Los Angeles sieht sich nach der Kandidatur für die Olympischen Spiele 2028 als Gewinner. "Diese Vereinbarung war zu gut, um sie abzulehnen", sagte Bürgermeister Eric Garcetti und betonte, er sei absolut nicht bekümmert, dass seine Stadt die Spiele 2024 nicht ausrichten werde. 

Am Montagabend hatte Los Angeles erklärt, sich für die Spiele 2028 zu bewerben. Damit ist der Weg für den Konkurrenten Paris frei, 2024 die Sommerspiele auszutragen. Vor gut vier Wochen hatte das IOC eine Doppelvergabe der Sommerspiele 2024 und 2028 beschlossen. Paris und Los Angeles waren die einzigen verbliebenen Kandidaten und mussten sich nur noch auf die Reihenfolge verständigen.

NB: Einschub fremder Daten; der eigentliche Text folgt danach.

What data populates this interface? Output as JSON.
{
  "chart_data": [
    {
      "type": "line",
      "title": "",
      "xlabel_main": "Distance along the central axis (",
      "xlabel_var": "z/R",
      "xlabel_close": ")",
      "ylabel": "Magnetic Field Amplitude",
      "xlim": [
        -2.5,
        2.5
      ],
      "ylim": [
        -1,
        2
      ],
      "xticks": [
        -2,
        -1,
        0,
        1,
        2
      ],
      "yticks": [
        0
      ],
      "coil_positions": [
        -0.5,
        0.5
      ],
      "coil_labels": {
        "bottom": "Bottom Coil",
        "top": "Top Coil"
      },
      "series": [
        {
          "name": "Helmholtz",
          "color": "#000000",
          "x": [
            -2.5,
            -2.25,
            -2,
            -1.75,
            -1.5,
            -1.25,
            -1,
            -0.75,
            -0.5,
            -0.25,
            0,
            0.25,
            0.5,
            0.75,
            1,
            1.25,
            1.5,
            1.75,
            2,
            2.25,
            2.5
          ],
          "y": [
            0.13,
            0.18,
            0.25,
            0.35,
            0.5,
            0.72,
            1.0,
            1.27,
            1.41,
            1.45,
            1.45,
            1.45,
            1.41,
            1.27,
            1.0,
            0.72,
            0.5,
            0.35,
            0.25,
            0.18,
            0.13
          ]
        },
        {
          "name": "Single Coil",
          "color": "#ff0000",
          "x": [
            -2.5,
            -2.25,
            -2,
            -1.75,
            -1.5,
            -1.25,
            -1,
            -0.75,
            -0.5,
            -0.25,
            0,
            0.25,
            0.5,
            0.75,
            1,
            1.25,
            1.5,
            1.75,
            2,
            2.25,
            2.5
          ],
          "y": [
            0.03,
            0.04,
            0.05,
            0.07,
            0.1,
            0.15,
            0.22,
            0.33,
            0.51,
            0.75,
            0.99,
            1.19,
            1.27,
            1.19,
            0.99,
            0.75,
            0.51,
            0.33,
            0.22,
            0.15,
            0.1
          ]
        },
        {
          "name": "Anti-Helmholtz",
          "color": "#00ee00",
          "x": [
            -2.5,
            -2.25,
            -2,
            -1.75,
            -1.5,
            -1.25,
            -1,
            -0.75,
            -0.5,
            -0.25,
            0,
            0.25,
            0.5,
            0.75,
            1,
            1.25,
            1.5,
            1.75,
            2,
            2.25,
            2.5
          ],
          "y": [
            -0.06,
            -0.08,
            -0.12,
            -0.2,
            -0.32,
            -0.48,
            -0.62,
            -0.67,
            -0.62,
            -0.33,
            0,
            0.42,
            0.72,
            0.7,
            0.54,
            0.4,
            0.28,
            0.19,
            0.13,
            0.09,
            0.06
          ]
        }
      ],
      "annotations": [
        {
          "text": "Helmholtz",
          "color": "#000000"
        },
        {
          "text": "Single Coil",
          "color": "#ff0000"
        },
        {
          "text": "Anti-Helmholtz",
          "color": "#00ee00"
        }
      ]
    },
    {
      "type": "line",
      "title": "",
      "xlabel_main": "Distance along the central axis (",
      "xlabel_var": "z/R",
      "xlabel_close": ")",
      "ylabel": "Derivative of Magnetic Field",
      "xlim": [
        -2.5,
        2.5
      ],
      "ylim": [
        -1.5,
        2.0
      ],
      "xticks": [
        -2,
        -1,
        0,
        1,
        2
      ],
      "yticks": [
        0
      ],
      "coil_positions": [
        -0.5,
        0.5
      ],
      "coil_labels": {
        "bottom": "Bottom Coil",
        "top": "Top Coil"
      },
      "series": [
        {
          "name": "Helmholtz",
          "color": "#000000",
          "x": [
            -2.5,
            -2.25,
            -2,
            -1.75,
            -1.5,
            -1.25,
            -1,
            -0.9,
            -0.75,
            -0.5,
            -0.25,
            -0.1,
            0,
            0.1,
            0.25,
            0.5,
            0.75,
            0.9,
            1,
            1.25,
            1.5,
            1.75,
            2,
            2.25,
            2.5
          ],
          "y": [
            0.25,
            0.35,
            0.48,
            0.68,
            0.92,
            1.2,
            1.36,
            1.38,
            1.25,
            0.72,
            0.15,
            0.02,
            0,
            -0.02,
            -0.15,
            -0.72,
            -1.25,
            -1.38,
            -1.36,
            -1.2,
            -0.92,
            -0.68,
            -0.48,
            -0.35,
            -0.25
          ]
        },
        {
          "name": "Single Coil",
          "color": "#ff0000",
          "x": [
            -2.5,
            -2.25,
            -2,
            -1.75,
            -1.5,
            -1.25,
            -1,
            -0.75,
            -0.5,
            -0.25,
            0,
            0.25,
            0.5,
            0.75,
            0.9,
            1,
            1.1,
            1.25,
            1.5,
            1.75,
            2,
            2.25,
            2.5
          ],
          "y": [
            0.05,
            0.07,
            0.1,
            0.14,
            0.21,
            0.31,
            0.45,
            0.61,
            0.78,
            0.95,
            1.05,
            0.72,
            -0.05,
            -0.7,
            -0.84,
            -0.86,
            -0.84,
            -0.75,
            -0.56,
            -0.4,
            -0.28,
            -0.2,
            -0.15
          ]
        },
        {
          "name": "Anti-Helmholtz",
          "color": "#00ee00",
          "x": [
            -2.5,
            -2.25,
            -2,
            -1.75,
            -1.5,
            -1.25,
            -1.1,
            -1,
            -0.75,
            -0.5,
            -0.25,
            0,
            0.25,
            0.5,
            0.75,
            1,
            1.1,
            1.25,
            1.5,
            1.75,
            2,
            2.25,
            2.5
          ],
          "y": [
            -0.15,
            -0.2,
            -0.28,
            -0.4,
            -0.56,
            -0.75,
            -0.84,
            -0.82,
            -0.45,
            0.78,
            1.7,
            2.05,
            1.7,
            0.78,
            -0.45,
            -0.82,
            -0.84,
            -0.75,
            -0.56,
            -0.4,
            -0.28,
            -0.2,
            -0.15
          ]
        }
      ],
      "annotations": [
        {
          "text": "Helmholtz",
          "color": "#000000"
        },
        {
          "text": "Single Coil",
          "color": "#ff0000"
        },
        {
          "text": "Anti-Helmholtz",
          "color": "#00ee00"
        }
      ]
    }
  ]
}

"Ich bin stolz, bekannt geben zu dürfen, dass die Olympischen Spiele zurück nach Amerika kommen", sagte Garcetti: "Wir haben niemals aufgegeben." Auch US-Präsident Donald Trump zeigte sich erfreut. "Zum ersten Mal seit einer Generation kehren die Olympischen Spiele in die USA zurück. Und ich bin stolz, LA 2028 zu unterstützen", wurde Trump in einer Stellungnahme zitiert.

Sowohl der Stadtrat als auch das Nationale Olympische Komitee der USA (USOC) müssen der Bewerbung um 2028 noch zustimmen, dies gilt jedoch als Formalie. Am 13. September soll die Doppelvergabe beider Sommerspiele auf der IOC-Session in Lima/Peru erfolgen. Auch dort ist eine Zustimmung sicher.

Die Vereinbarung zwischen dem IOC und LA 2028 sieht vor, dass die Organisatoren umgerechnet rund 1,5 Milliarden Euro finanzielle Unterstützung vom IOC bekommen. Diese Summe kann durch weitere Marketing-Deals noch anwachsen. Das IOC werde darüber hinaus Programme finanzieren, mit denen der Jugendsport in den Jahren bis zu den Spielen gefördert werden soll. Zudem verzichte das IOC auf eine Beteiligung an einem möglichen Überschuss der Spiele.

Damit werden 2028 die Sommerspiele nach 1932 und 1984 zum dritten Mal in der kalifornischen Metropole stattfinden. Paris wird 2024 nach 1900 und 1924 ebenfalls zum dritten Mal die Sommerspiele ausrichten.